Repentinamente sentí demasiado cerca el temible sonido que emitía el amansaloco del gallego al apretarlo, era una pelotita azul y se encontraría a no más de 10 centímetros de mi oreja derecha. Quizás pasaron tres segundos o tres minutos antes de que empezara a hacerla rebotar contra el suelo, una y otra vez. Comprendí que estaba detrás de mí, observándome. Mire mi aparato y advertí que se encontraba en “mute”, quién sabe hacía cuanto rato, y eso estaba mal. Si quitaba el mute iba a quedar en evidencia que lo tenía puesto desde antes, esa opción no entraba dentro del campo de lo posible. Pensé en lo complejos que son esos aparatos y lo compleja que es la mente humana; comparé los colores del teclado con el del monitor y deduje que eran distintos tipos de negro. Eran las 5:45 en Uruguay y las 9:45 en Madrid. Pensé en Los Simuladores y empecé a simular.

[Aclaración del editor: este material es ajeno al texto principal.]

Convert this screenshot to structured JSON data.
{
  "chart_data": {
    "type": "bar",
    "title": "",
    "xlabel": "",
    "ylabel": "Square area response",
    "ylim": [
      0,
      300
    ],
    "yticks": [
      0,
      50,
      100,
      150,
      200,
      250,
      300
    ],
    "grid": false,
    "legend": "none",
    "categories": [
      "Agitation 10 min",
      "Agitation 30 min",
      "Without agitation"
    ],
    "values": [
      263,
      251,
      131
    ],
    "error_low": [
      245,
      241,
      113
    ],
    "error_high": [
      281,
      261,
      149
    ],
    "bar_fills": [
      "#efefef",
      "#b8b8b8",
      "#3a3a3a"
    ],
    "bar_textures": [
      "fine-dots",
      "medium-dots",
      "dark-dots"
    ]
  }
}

  • Buenos días, le llamo de MoviStar, soy Sebastián, es usted el titular de la línea 669620004?... encantado de saludarle, ¿con quién tengo el gusto de hablar?... muy bien Laura, el motivo de mi llamada es proponerle el cambio de su línea a MoviStar, conservando su número y beneficiándose de un teléfono totalmente gratuito e importantes descuentos en su factura, dígame, cuál es su compañía actual?... Vodafone muy bien, y tiene contrato o tarjeta?...

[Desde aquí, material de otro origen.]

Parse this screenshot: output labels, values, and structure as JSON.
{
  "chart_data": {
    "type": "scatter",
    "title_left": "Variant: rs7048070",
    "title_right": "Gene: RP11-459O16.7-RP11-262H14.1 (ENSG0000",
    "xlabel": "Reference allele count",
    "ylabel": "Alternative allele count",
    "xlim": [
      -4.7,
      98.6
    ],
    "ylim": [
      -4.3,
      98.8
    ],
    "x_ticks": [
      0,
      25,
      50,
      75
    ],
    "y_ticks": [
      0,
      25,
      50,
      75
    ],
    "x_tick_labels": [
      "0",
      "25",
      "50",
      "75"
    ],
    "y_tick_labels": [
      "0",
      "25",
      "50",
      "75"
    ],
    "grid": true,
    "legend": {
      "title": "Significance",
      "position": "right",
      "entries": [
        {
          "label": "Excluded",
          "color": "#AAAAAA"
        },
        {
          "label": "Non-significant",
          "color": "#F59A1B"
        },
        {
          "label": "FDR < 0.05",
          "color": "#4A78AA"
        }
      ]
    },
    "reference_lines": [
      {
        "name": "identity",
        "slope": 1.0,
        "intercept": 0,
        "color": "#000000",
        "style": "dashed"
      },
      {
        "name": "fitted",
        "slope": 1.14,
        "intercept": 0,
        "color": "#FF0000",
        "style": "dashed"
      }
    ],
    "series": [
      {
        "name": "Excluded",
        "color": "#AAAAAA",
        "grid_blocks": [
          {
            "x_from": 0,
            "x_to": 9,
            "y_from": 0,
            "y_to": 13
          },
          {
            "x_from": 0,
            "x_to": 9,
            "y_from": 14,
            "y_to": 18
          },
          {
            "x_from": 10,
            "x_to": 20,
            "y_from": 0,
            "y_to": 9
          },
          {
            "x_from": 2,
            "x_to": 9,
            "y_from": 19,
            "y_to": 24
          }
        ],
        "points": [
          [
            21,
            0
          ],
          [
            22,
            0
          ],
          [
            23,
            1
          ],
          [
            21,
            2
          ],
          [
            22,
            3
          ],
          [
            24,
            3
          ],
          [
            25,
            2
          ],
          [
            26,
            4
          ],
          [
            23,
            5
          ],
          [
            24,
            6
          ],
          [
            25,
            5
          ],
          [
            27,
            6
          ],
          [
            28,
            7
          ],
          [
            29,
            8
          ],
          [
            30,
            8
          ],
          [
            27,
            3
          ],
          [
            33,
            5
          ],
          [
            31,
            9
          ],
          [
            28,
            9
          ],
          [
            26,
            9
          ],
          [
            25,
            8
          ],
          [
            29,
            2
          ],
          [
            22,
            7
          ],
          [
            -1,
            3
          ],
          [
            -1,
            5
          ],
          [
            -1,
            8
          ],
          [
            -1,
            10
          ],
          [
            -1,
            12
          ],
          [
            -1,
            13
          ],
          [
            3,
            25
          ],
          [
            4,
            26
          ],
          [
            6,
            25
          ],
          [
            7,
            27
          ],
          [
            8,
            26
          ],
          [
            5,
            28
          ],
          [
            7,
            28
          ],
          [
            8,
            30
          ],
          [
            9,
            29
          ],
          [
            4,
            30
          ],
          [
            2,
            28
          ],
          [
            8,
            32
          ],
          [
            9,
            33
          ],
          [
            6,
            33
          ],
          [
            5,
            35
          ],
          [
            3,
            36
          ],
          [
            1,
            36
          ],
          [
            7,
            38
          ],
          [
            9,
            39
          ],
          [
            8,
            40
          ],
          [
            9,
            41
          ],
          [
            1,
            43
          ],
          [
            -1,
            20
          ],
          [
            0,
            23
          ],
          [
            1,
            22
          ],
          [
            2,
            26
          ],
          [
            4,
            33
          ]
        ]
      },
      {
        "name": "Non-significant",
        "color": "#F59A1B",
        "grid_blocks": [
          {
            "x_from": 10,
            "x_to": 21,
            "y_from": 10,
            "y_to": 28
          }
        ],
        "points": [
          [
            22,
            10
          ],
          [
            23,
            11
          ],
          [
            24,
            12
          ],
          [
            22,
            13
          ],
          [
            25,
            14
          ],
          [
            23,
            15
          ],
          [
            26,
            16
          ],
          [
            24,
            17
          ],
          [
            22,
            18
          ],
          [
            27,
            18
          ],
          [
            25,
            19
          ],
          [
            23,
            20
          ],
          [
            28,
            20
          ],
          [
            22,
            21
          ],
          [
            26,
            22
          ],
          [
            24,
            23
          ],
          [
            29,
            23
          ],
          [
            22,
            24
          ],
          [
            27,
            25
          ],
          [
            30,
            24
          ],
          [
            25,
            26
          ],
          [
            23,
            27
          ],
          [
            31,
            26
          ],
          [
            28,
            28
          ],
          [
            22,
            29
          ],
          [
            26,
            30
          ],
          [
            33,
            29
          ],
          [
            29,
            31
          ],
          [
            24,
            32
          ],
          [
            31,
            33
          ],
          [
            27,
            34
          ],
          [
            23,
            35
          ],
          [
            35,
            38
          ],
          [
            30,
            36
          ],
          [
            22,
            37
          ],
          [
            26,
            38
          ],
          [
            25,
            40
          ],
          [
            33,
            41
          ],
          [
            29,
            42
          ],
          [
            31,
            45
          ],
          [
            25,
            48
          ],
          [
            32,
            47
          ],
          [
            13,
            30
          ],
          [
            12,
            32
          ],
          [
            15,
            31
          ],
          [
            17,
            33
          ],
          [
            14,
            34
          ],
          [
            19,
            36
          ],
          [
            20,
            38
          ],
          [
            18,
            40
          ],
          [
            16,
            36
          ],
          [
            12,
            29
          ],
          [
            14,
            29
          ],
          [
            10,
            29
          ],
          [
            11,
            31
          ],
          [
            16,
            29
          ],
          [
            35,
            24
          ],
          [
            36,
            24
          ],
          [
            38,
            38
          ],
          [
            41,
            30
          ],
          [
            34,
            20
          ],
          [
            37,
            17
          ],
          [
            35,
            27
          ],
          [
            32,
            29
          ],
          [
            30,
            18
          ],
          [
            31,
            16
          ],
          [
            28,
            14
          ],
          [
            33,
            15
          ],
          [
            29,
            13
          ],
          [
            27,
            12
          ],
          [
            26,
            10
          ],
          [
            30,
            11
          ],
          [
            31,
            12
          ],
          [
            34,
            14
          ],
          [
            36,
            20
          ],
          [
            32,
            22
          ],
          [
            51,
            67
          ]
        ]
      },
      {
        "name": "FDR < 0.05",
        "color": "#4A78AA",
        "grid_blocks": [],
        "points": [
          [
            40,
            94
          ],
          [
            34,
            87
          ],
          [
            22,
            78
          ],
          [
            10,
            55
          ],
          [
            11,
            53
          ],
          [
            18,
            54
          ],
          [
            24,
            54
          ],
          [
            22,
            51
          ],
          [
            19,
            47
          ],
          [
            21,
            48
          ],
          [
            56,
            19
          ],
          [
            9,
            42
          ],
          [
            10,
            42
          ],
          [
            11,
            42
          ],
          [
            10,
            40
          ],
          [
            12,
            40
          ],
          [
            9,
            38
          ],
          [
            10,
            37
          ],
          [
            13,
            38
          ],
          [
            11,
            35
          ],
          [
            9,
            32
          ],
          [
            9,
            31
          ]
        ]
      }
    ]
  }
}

Se me terminó el speech y me costaba seguir improvisando, mi voz ya no se parecía a la de alguien que se dedica a vender cosas por teléfono; la pelota seguía picando ahí detrás, torturándome.

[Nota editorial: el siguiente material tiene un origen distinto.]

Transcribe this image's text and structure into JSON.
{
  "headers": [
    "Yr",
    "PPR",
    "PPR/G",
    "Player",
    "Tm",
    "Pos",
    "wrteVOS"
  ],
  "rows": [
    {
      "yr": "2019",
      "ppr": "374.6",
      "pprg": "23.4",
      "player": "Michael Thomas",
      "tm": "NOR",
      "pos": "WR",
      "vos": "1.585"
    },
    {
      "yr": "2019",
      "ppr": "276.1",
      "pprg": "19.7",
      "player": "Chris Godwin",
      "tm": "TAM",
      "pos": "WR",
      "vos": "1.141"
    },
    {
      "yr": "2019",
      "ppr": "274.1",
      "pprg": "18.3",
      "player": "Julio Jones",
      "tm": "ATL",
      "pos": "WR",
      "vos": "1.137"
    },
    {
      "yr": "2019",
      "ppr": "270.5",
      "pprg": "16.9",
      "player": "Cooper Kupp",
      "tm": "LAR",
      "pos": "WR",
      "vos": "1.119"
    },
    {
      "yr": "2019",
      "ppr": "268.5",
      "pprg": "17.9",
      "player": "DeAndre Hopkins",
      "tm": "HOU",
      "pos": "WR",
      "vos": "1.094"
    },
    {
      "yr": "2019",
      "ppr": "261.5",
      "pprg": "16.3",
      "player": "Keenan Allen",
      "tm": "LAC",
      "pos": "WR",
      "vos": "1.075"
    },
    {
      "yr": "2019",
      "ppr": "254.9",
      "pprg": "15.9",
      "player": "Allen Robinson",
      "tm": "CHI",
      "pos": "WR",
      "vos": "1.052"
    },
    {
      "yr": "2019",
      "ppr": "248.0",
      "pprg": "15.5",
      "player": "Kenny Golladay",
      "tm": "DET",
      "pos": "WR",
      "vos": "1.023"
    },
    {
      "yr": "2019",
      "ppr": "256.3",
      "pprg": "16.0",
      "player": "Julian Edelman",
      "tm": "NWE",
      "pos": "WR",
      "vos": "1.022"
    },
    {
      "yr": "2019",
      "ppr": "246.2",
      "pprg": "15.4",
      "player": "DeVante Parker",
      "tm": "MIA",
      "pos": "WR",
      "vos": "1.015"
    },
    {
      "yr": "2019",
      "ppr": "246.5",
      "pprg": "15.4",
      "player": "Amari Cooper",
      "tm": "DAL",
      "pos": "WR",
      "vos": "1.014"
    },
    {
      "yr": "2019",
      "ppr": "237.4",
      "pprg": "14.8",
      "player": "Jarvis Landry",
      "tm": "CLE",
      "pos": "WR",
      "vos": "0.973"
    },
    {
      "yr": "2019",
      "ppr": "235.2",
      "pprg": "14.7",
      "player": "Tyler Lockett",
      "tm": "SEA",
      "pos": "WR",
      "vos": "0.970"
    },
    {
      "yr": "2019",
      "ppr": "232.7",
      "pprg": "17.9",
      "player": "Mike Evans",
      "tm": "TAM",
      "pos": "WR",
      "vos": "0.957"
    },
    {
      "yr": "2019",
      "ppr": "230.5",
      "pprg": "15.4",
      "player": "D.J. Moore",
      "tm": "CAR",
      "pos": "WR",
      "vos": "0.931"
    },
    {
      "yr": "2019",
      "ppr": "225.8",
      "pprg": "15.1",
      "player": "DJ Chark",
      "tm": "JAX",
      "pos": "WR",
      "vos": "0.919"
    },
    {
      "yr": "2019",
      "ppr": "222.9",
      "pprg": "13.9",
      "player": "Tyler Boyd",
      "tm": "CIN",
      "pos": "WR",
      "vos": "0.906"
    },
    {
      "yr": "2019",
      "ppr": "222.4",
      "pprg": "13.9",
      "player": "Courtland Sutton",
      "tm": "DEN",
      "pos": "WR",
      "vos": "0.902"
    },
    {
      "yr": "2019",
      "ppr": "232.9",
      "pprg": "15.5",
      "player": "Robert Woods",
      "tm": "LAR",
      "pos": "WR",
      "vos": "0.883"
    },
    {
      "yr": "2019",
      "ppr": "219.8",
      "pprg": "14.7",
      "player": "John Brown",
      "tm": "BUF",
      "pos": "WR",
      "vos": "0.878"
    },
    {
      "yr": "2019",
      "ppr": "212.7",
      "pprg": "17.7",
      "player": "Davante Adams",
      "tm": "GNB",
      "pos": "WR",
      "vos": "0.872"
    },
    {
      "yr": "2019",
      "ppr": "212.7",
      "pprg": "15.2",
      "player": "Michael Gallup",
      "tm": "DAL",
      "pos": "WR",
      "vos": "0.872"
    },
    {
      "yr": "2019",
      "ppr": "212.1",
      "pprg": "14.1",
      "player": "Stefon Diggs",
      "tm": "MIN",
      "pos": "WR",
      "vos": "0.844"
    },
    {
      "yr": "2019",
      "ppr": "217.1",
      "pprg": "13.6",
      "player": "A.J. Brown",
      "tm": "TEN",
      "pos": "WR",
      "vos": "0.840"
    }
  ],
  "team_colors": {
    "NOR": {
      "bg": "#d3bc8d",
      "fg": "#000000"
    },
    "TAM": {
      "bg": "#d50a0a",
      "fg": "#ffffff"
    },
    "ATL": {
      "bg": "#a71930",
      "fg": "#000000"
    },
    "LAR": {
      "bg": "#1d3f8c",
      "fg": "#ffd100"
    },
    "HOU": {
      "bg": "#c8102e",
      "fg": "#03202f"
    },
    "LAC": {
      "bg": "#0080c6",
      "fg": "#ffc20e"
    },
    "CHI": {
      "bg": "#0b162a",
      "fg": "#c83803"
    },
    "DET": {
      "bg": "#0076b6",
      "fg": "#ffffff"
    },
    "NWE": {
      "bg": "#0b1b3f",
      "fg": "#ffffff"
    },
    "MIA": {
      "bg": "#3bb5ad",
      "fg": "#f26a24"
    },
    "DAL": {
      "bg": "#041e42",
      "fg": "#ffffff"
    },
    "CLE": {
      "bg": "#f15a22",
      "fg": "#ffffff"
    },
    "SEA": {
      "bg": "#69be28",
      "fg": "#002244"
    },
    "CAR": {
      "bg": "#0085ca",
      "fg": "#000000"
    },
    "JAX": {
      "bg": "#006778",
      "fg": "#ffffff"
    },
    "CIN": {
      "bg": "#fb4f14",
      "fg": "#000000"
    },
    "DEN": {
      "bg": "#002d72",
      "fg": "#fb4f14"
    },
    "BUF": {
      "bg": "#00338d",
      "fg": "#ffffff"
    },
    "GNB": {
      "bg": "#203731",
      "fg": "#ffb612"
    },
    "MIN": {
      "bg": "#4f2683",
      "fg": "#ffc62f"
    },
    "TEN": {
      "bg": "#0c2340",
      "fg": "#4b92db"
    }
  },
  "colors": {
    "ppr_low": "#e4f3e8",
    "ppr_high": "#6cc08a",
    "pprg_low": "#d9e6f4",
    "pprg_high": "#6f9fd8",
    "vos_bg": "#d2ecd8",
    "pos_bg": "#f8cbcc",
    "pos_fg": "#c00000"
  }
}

  • ¿Y cuánto tiempo hace que tiene el contrato?... ah, ¿y tiene hijos?... no, preguntaba porque capaz que ellos tenían MoviStar y a usted le servía cambiarse… ¿y qué edades tienen?... preguntaba nomás... ¿y todos ustedes son de ahí de España?... sí claro, yo también estoy en España, dije eso pero es una forma de decir nomás…
La pelota de la muerte rebotaba anunciando un final terrible. Ahora mis manos estaban mojadas y mis orejas varios grados por encima de lo habitual.
  • Madrid es la capital de España, y Ronaldo juega en el Real Madrid… ¿sabía que MoviStar es la mejor empresa del mundo?... porque sí, porque tienen celulares baratos… tiene móviles baratos… lo que pasa que también se le dicen celulares… sí sí, acá en España se le están empezando a decir así también, como en Uruguay…
Se activó el protector de pantallas, era una palabra que rebotaba aleatoriamente.
Luego de permanecer varios minutos en silencio me quité la vicha de la cabeza. El amansaloco había dejado de sonar hacía ya un rato. El gallego extendió su mano, oprimió el botón “mute” de mi central y casi inmediatamente comenzó a sonar una voz en los auriculares de la bincha, ya sin cabeza, sobre el teclado mugriento
  • ¡Diga… diga!... ¿vais a hablar o no cabrón?
Apoyé mis codos sobre el escritorio, junté mis manos y apoyé mi quijada sobre mis pulgares. Supuse que todos estaban mirando aquel espectáculo, la cabeza calva seguía sin emitir ningún sonido. Alguien tosió no muy lejos, imaginé a mi supervisora, la rubia, registrando en su memoria paso a paso nuestros movimientos, para esa noche reproducirles toda la escena a sus amigas.
El protector de pantallas rezaba: “Eurocen”. Levanté mi trasero del asiento sin despegar mis codos del escritorio hasta que mis piernas quedaron completamente estiradas, mi nariz rozaba la pantalla LCD, pronuncié unas palabras que no recuerdo, como un grito de guerra, y seguidamente escupí con todas mis fuerzas. El estrépito alcanzó unos decibeles dañinos y el rojo, como un veneno, irradió completamente la corporeidad del gallego, deslizándose por su cabeza calva, impermeable, empañando sus lentes y bajando por sus barbas, salivadas, como la moquette. Me volví a sentar, me coloque la vincha y quité el protector de pantallas con un tinguiñaso en el mouse.